Pretend this is two years ago. Pound the rock Dwane Casey is the head coach, Euro lover Bryan Colangelo is the General Manager and Andrea Bargnani is the “star” of the Toronto Raptors.
This week in restaurant reviews we went to a downtown Toronto restaurant named Stegosaurus. Stegosaurus opened in 1995 but since 2006 they have been serving a controversial type of pasta. Instead of the typical favourites spaghetti and linguini, Stegosaurus has been serving Bargnani Pasta.
We sat down with head chef Wayne Casey and asked what made Bargnani Pasta different from the other pastas out there.
Chef Casey: “Bargnani pasta is a long thin noodle made from all white flour and the eggs of an Italian dodo bird”
And what’s the difference between regular chicken eggs and Italian dodo bird eggs?
Chef Casey: “Chickens have an instinct to always try to get out of their pen. They will repeatedly try to jump over the fence. In ornithology this yearning for freedom, this yearning to get past the fence is called “de-fencing”. Italian dodos on the other hand rarely try to get out of their pen, they rarely “de-fence”. Chickens will even help each other get out, one chicken will stand on another, and they help each other “de-fence”. The Italian dodo never helps “de-fence”. This somehow makes the Italian dodo eggs softer and when combined with all white flour makes Bargnani pasta very soft.”
And what kind of food is best paired with Bargnani Pasta?

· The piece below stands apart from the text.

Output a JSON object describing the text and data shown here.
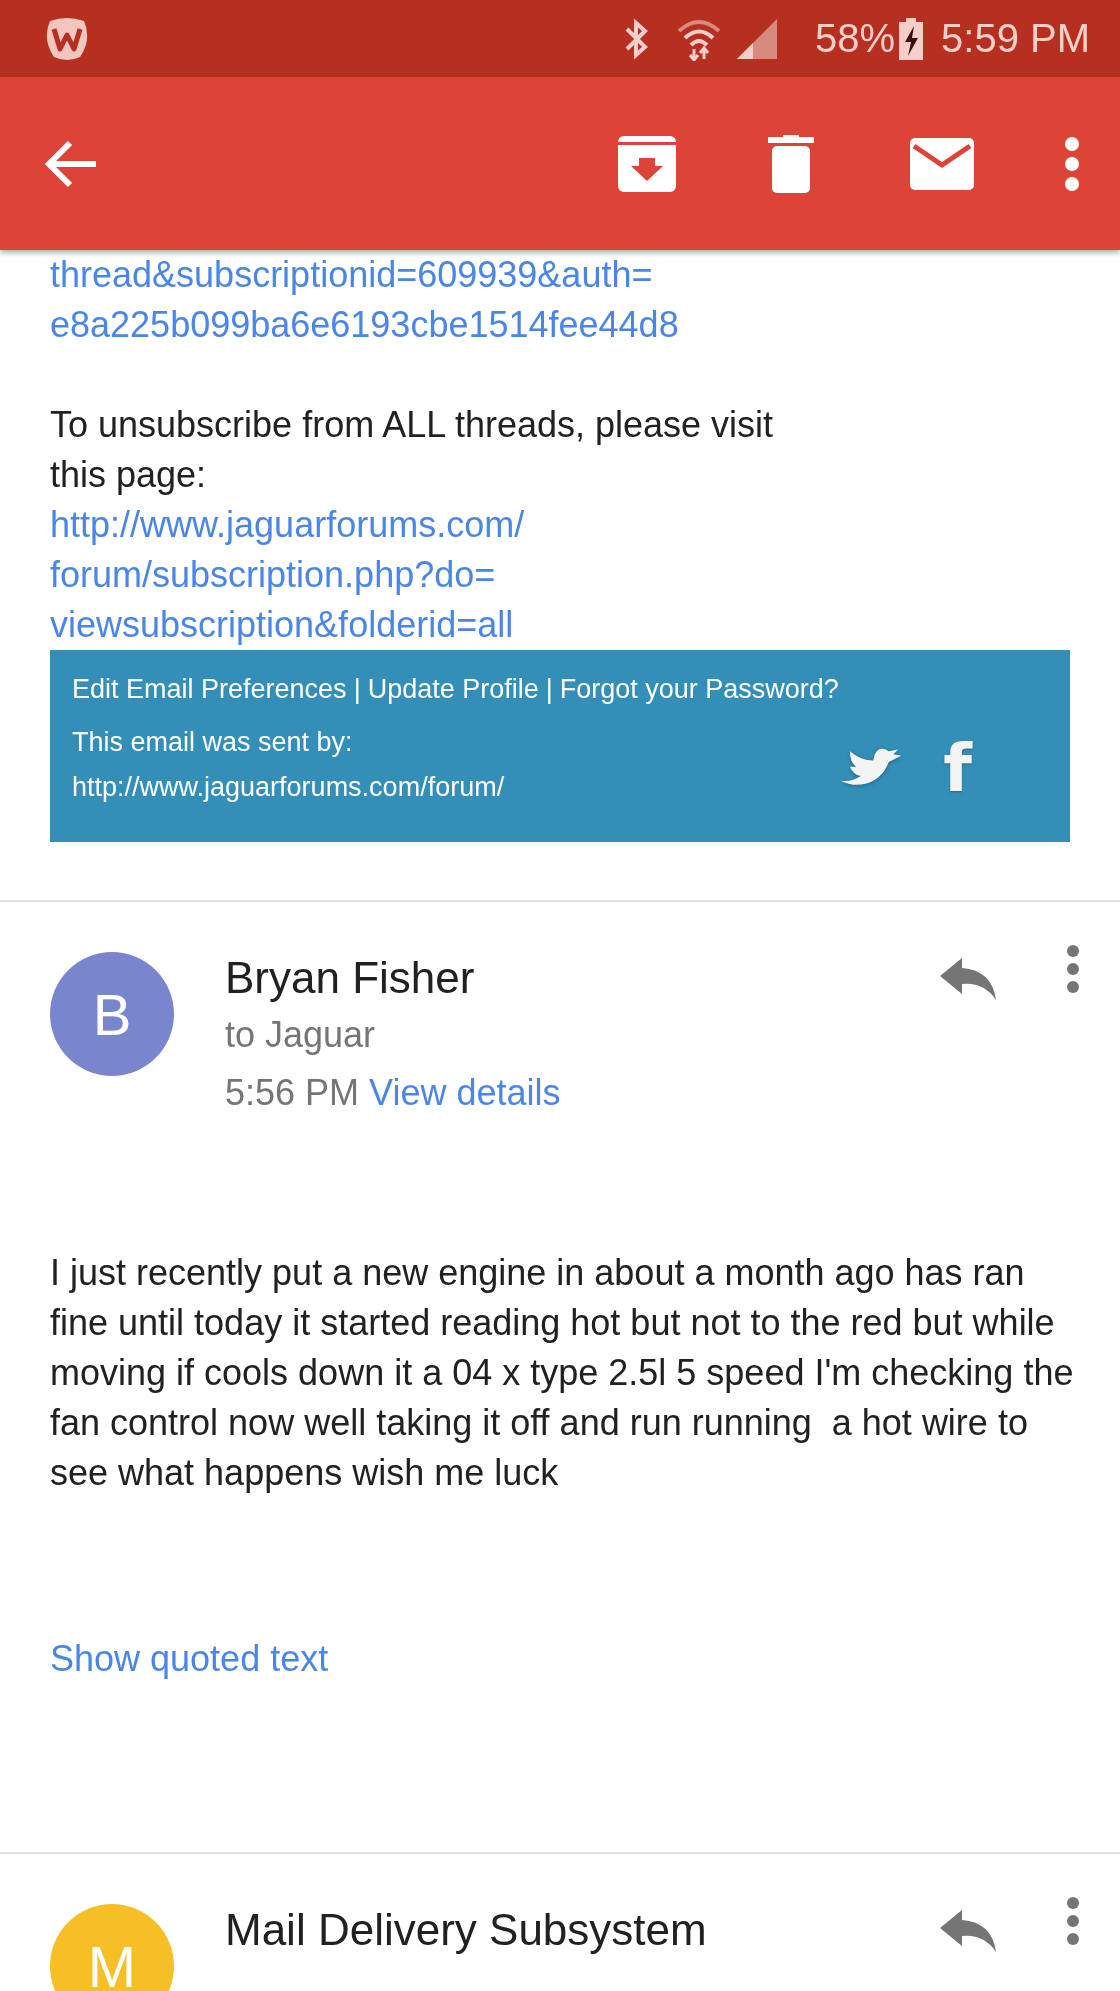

Chef Casey: “Bargnani pasta just isn’t strong enough to control a meal by itself. You have to serve Bargnani pasta with big pieces of dark meat. The bigger the better. If I could pair Bargnani with ostrich leg I would. But ostrich is expensive and hard to find. I end up making do with what I have, sometimes turkey leg or vulture thigh”.
Is it true that there is $20 million worth of Bargnani still in the back?
Chef Casey: “Yeah, it’s true. But that investment was the decision of our restaurant manager. I’m just working with what I inherited. Personally I wouldn’t have selected Bargnani pasta from the 2006 Farmers Market. I’m just not a big fan of European food. I much prefer locally grown American food. If it was my decision I would have selected Lamarcus Alldressed Sauce. It’s a big strong sauce that satisfies a lot of the nutritional requirements of a healthy meal. A restaurant in Portland selected it. They haven’t turned into a 3 star Michelin but they serve damn good food night in and night out. Don’t print that.”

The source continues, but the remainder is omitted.